Tap Water Iontophoresis

  • Iontophoresis works by delivering micro-amounts of electric current through the medium of tap water.
  • The mechanism of action is unknown, however, it may involve plugging the eccrine sweat gland pores.
  • Initially, frequent treatment sessions are required to be effective.
  • Once significant control of sweating is attained, infrequent maintenance therapy is all that is necessary for moderate-to-significant long-term control.
  • It is relatively low in cost when compared with botulinum toxin, although the effect is also less pronounced.
  • There are no significant side-effects.
  • May be tried by patients before sympathectomy.

Oral Anticholinergics

As for axillary hyperhidrosis oral anticholinergics, such as glycopyrolate, can offer mild-to-moderate relief for some patients suffering from PFHH. However, because of systemic side-effects, systemic anticholinergics have not been considered as the accepted therapy for most patients.

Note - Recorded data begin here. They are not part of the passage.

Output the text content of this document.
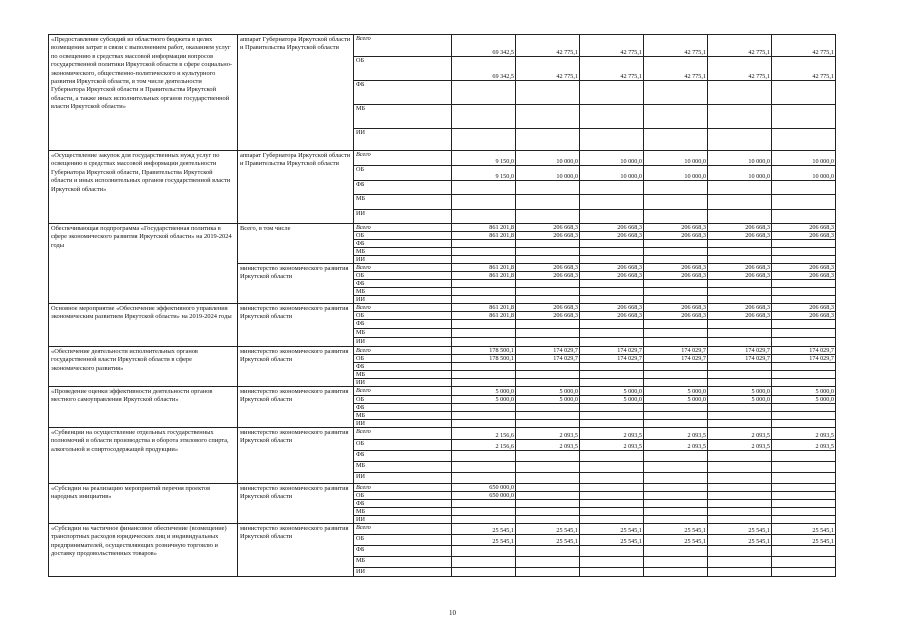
«Предоставление субсидий из областного бюджета в целях возмещения затрат в связи с выполнением работ, оказанием услуг по освещению в средствах массовой информации вопросов государственной политики Иркутской области в сфере социально-экономического, общественно-политического и культурного развития Иркутской области, в том числе деятельности Губернатора Иркутской области и Правительства Иркутской области, а также иных исполнительных органов государственной власти Иркутской области»	аппарат Губернатора Иркутской области и Правительства Иркутской области	Всего	69 342,5	42 775,1	42 775,1	42 775,1	42 775,1	42 775,1
		ОБ	69 342,5	42 775,1	42 775,1	42 775,1	42 775,1	42 775,1
		ФБ						
		МБ						
		ИИ						
«Осуществление закупок для государственных нужд услуг по освещению в средствах массовой информации деятельности Губернатора Иркутской области, Правительства Иркутской области и иных исполнительных органов государственной власти Иркутской области»	аппарат Губернатора Иркутской области и Правительства Иркутской области	Всего	9 150,0	10 000,0	10 000,0	10 000,0	10 000,0	10 000,0
		ОБ	9 150,0	10 000,0	10 000,0	10 000,0	10 000,0	10 000,0
		ФБ						
		МБ						
		ИИ						
Обеспечивающая подпрограмма «Государственная политика в сфере экономического развития Иркутской области» на 2019-2024 годы	Всего, в том числе	Всего	861 201,8	206 668,3	206 668,3	206 668,3	206 668,3	206 668,3
		ОБ	861 201,8	206 668,3	206 668,3	206 668,3	206 668,3	206 668,3
		ФБ						
		МБ						
		ИИ						
	министерство экономического развития Иркутской области	Всего	861 201,8	206 668,3	206 668,3	206 668,3	206 668,3	206 668,3
		ОБ	861 201,8	206 668,3	206 668,3	206 668,3	206 668,3	206 668,3
		ФБ						
		МБ						
		ИИ						
Основное мероприятие «Обеспечение эффективного управления экономическим развитием Иркутской области» на 2019-2024 годы	министерство экономического развития Иркутской области	Всего	861 201,8	206 668,3	206 668,3	206 668,3	206 668,3	206 668,3
		ОБ	861 201,8	206 668,3	206 668,3	206 668,3	206 668,3	206 668,3
		ФБ						
		МБ						
		ИИ						
«Обеспечение деятельности исполнительных органов государственной власти Иркутской области в сфере экономического развития»	министерство экономического развития Иркутской области	Всего	178 500,1	174 029,7	174 029,7	174 029,7	174 029,7	174 029,7
		ОБ	178 500,1	174 029,7	174 029,7	174 029,7	174 029,7	174 029,7
		ФБ						
		МБ						
		ИИ						
«Проведение оценки эффективности деятельности органов местного самоуправления Иркутской области»	министерство экономического развития Иркутской области	Всего	5 000,0	5 000,0	5 000,0	5 000,0	5 000,0	5 000,0
		ОБ	5 000,0	5 000,0	5 000,0	5 000,0	5 000,0	5 000,0
		ФБ						
		МБ						
		ИИ						
«Субвенции на осуществление отдельных государственных полномочий в области производства и оборота этилового спирта, алкогольной и спиртосодержащей продукции»	министерство экономического развития Иркутской области	Всего	2 156,6	2 093,5	2 093,5	2 093,5	2 093,5	2 093,5
		ОБ	2 156,6	2 093,5	2 093,5	2 093,5	2 093,5	2 093,5
		ФБ						
		МБ						
		ИИ						
«Субсидии на реализацию мероприятий перечня проектов народных инициатив»	министерство экономического развития Иркутской области	Всего	650 000,0					
		ОБ	650 000,0					
		ФБ						
		МБ						
		ИИ						
«Субсидии на частичное финансовое обеспечение (возмещение) транспортных расходов юридических лиц и индивидуальных предпринимателей, осуществляющих розничную торговлю и доставку продовольственных товаров»	министерство экономического развития Иркутской области	Всего	25 545,1	25 545,1	25 545,1	25 545,1	25 545,1	25 545,1
		ОБ	25 545,1	25 545,1	25 545,1	25 545,1	25 545,1	25 545,1
		ФБ						
		МБ						
		ИИ						
10
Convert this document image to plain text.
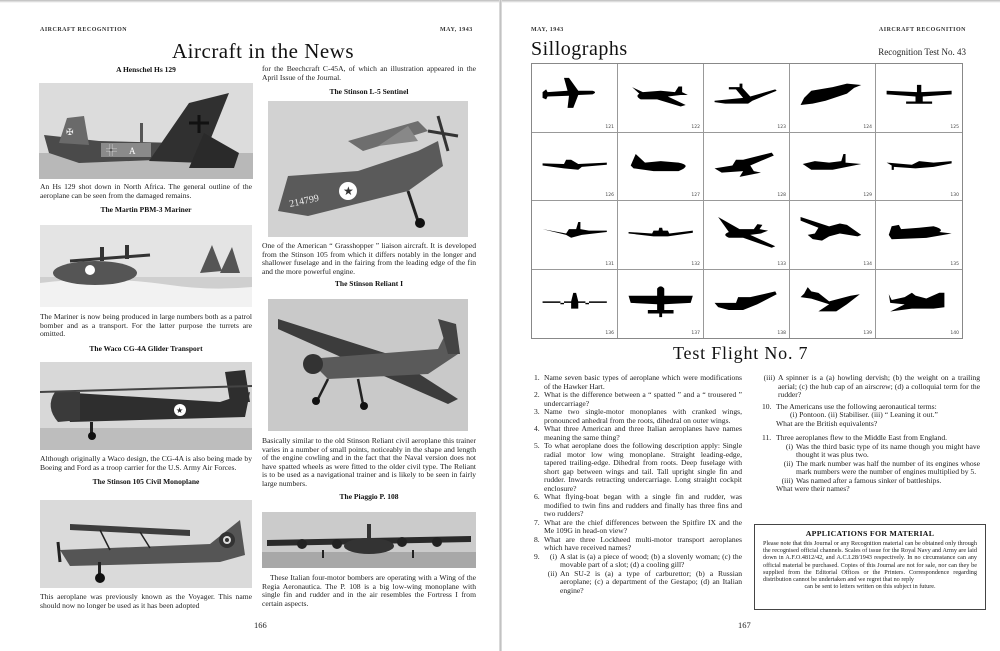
AIRCRAFT RECOGNITION	MAY, 1943
Aircraft in the News
A Henschel Hs 129
✠
A

An Hs 129 shot down in North Africa. The general outline of the aeroplane can be seen from the damaged remains.

The Martin PBM-3 Mariner

The Mariner is now being produced in large numbers both as a patrol bomber and as a transport. For the latter purpose the turrets are omitted.

The Waco CG-4A Glider Transport
★

Although originally a Waco design, the CG-4A is also being made by Boeing and Ford as a troop carrier for the U.S. Army Air Forces.

The Stinson 105 Civil Monoplane

This aeroplane was previously known as the Voyager. This name should now no longer be used as it has been adopted

for the Beechcraft C-45A, of which an illustration appeared in the April Issue of the Journal.

The Stinson L-5 Sentinel
★
214799

One of the American “ Grasshopper ” liaison aircraft. It is developed from the Stinson 105 from which it differs notably in the longer and shallower fuselage and in the fairing from the leading edge of the fin and the more powerful engine.

The Stinson Reliant I

Basically similar to the old Stinson Reliant civil aeroplane this trainer varies in a number of small points, noticeably in the shape and length of the engine cowling and in the fact that the Naval version does not have spatted wheels as were fitted to the older civil type. The Reliant is to be used as a navigational trainer and is likely to be seen in fairly large numbers.

The Piaggio P. 108

These Italian four-motor bombers are operating with a Wing of the Regia Aeronautica. The P. 108 is a big low-wing monoplane with single fin and rudder and in the air resembles the Fortress I from certain aspects.

166
MAY, 1943	AIRCRAFT RECOGNITION
Sillographs	Recognition Test No. 43
121	122	123	124	125
126	127	128	129	130
131	132	133	134	135
136	137	138	139	140
Test Flight No. 7
1. Name seven basic types of aeroplane which were modifications of the Hawker Hart.
2. What is the difference between a “ spatted ” and a “ trousered ” undercarriage?
3. Name two single-motor monoplanes with cranked wings, pronounced anhedral from the roots, dihedral on outer wings.
4. What three American and three Italian aeroplanes have names meaning the same thing?
5. To what aeroplane does the following description apply: Single radial motor low wing monoplane. Straight leading-edge, tapered trailing-edge. Dihedral from roots. Deep fuselage with short gap between wings and tail. Tall upright single fin and rudder. Inwards retracting undercarriage. Long straight cockpit enclosure?
6. What flying-boat began with a single fin and rudder, was modified to twin fins and rudders and finally has three fins and two rudders?
7. What are the chief differences between the Spitfire IX and the Me 109G in head-on view?
8. What are three Lockheed multi-motor transport aeroplanes which have received names?
9.	(i) A slat is (a) a piece of wood; (b) a slovenly woman; (c) the movable part of a slot; (d) a cooling gill?
(ii) An SU-2 is (a) a type of carburettor; (b) a Russian aeroplane; (c) a department of the Gestapo; (d) an Italian engine?
(iii) A spinner is a (a) howling dervish; (b) the weight on a trailing aerial; (c) the hub cap of an airscrew; (d) a colloquial term for the rudder?
10. The Americans use the following aeronautical terms:
(i) Pontoon. (ii) Stabiliser. (iii) “ Leaning it out.”
What are the British equivalents?
11. Three aeroplanes flew to the Middle East from England.
(i) Was the third basic type of its name though you might have thought it was plus two.
(ii) The mark number was half the number of its engines whose mark numbers were the number of engines multiplied by 5.
(iii) Was named after a famous sinker of battleships.
What were their names?
APPLICATIONS FOR MATERIAL

Please note that this Journal or any Recognition material can be obtained only through the recognised official channels. Scales of issue for the Royal Navy and Army are laid down in A.F.O.4812/42, and A.C.I.28/1943 respectively. In no circumstance can any official material be purchased. Copies of this Journal are not for sale, nor can they be supplied from the Editorial Offices or the Printers. Correspondence regarding distribution cannot be undertaken and we regret that no reply

can be sent to letters written on this subject in future.

167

Endoscopic Trans-Thoracic Sympathectomy

  • Surgical ablation of the sympathetic nerve chain supplying the sweat glands to the hands can also be performed for selected patients.
  • It can be very effective and long lasting for some patients.
  • There are concerns of complications such as injury to other critical structures in the chest, and the troubling side-effect of compensatory hyperhidrosis. Therefore, this procedure is reserved for patients who cannot get adequate relief from other treatment options.

Conclusion

For most patients, antiperspirants containing aluminium salts are the first-line treatments. Other therapeutic options, especially for those with hyperhidrosis, include botulinum toxin injection, systemic anticholinergics, iontophoresis and surgery. Individualized patient counselling and careful attention to adverse effects are the keys to treatment satisfaction.